On the topic of faith, Schroff noted that her mother was both a spiritual and religious Catholic whose beliefs influenced her own. In retrospect, she sees God’s hand at work in her life: “At the time, I’d always wanted to have a family of my own, and it was just not meant to be. I do believe that God works in strange ways, where He did put Maurice into my life because He knew he needed someone to care for him. And for me, I was looking for more in my life than just work, and I think we were brought together for that very specific reason.”
It was that mystical idea that led Schroff to choose the title of her 2011 memoir “An Invisible Thread,” which won her a Christopher Award. She was in a Duane Reade looking for a birthday card when she picked one up that said, “An invisible thread connects those that were destined to meet.” She discovered that it was an ancient Chinese proverb and thought it beautifully reflected her friendship with Maurice.
Schroff recently wrote a new book aimed at kids, called “An Invisible Thread Christmas Story,” co-authored by Alex Tresniowski and illustrated by Barry Root. She said, “The Christmas story [in the original book] resonated a lot with my readers. And it was because Maurice as a child had never had a chance to celebrate Christmas. Simon and Schuster thought it would be wonderful to bring this story to life and show children how they can make a difference during the Christmas season, and that the best gifts are the ones that don’t come in a box, how giving versus receiving during Christmastime is really important.”
One of the most poignant vignettes in the warm and inviting picture book comes when Laura and Maurice visit Laura’s sister’s home and family for Christmas. While Maurice received gifts and toys, his favorite part of the day was sitting with everyone in the dining room, sharing a meal while laughing and talking. He told Schroff, “When I grow up, I want to have a dining room table just like that.”
Sure enough, Maurice’s home today has a dining room. He’s been married for over 20 years, has seven beautiful children, and works in the construction industry.
Schroff believes that is largely due to the new possibilities he imagined after he became a part of her life. Maurice said that someone once told him, “Kid, if you continue to go down the road you’re going, by the time you’re 18, you’re either going to be on drugs, dead or in jail.”
“He always believed that was his lot in life,” explained Schroff. “Then, when he started to experience what it was like to be part of a family and to see how families reacted and interacted with each other, [he discovered] that was really what he wanted.”

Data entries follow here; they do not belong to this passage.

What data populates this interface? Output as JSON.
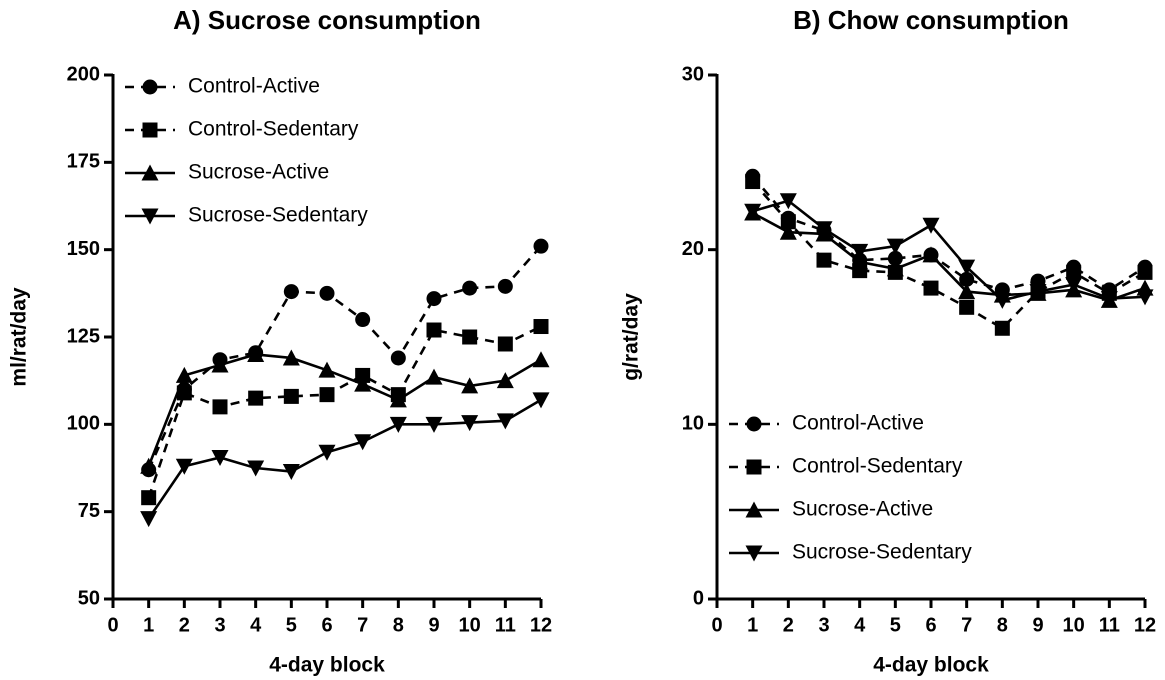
{
  "chart_data": [
    {
      "type": "line",
      "title": "A) Sucrose consumption",
      "xlabel": "4-day block",
      "ylabel": "ml/rat/day",
      "x": [
        1,
        2,
        3,
        4,
        5,
        6,
        7,
        8,
        9,
        10,
        11,
        12
      ],
      "xlim": [
        0,
        12
      ],
      "xticks": [
        0,
        1,
        2,
        3,
        4,
        5,
        6,
        7,
        8,
        9,
        10,
        11,
        12
      ],
      "ylim": [
        50,
        200
      ],
      "yticks": [
        50,
        75,
        100,
        125,
        150,
        175,
        200
      ],
      "legend": "upper left",
      "series": [
        {
          "name": "Control-Active",
          "color": "#000000",
          "marker": "circle",
          "linestyle": "dashed",
          "values": [
            87,
            110,
            118.5,
            120.5,
            138,
            137.5,
            130,
            119,
            136,
            139,
            139.5,
            151
          ]
        },
        {
          "name": "Control-Sedentary",
          "color": "#000000",
          "marker": "square",
          "linestyle": "dashed",
          "values": [
            79,
            109,
            105,
            107.5,
            108,
            108.5,
            114,
            108.5,
            127,
            125,
            123,
            128
          ]
        },
        {
          "name": "Sucrose-Active",
          "color": "#000000",
          "marker": "triangle",
          "linestyle": "solid",
          "values": [
            88,
            114,
            117,
            120,
            119,
            115.5,
            111.5,
            107,
            113.5,
            111,
            112.5,
            118.5
          ]
        },
        {
          "name": "Sucrose-Sedentary",
          "color": "#000000",
          "marker": "triangle-down",
          "linestyle": "solid",
          "values": [
            73,
            88,
            90.5,
            87.5,
            86.5,
            92,
            95,
            100,
            100,
            100.5,
            101,
            107
          ]
        }
      ]
    },
    {
      "type": "line",
      "title": "B) Chow consumption",
      "xlabel": "4-day block",
      "ylabel": "g/rat/day",
      "x": [
        1,
        2,
        3,
        4,
        5,
        6,
        7,
        8,
        9,
        10,
        11,
        12
      ],
      "xlim": [
        0,
        12
      ],
      "xticks": [
        0,
        1,
        2,
        3,
        4,
        5,
        6,
        7,
        8,
        9,
        10,
        11,
        12
      ],
      "ylim": [
        0,
        30
      ],
      "yticks": [
        0,
        10,
        20,
        30
      ],
      "legend": "lower left",
      "series": [
        {
          "name": "Control-Active",
          "color": "#000000",
          "marker": "circle",
          "linestyle": "dashed",
          "values": [
            24.2,
            21.8,
            21.1,
            19.4,
            19.5,
            19.7,
            18.3,
            17.7,
            18.2,
            19,
            17.7,
            19
          ]
        },
        {
          "name": "Control-Sedentary",
          "color": "#000000",
          "marker": "square",
          "linestyle": "dashed",
          "values": [
            23.9,
            21.6,
            19.4,
            18.8,
            18.7,
            17.8,
            16.7,
            15.5,
            17.6,
            18.7,
            17.5,
            18.7
          ]
        },
        {
          "name": "Sucrose-Active",
          "color": "#000000",
          "marker": "triangle",
          "linestyle": "solid",
          "values": [
            22.1,
            21,
            20.9,
            19.3,
            18.9,
            19.7,
            17.6,
            17.4,
            17.5,
            17.7,
            17.1,
            17.8
          ]
        },
        {
          "name": "Sucrose-Sedentary",
          "color": "#000000",
          "marker": "triangle-down",
          "linestyle": "solid",
          "values": [
            22.2,
            22.8,
            21.2,
            19.9,
            20.2,
            21.4,
            19,
            17.1,
            17.6,
            18,
            17.2,
            17.3
          ]
        }
      ]
    }
  ]
}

What message does Schroff hope both adults and children get from reading her books? She concludes, “We all have the ability to throw a lifeline to someone in need – and if you throw that lifeline, the likelihood is that person will grab hold of it and won’t let go. Also, when ‘An Invisible Thread’ came out, I got an e-mail from a man in Arizona, and he said that he read my book and he cried. A couple of weeks later, he was at a grocery store, and a young woman with two small children had just bagged all her groceries. When she went to pay for her groceries, her credit card was declined. He said the look of hopelessness on her face was just incredible. He said, ‘I thought about your book and realized I don’t have to feed the world, but I can help this one person.’ I believe that everybody, if they’re willing to just open their eyes, they’ll see a person in need – and one small act of kindness can make a difference.”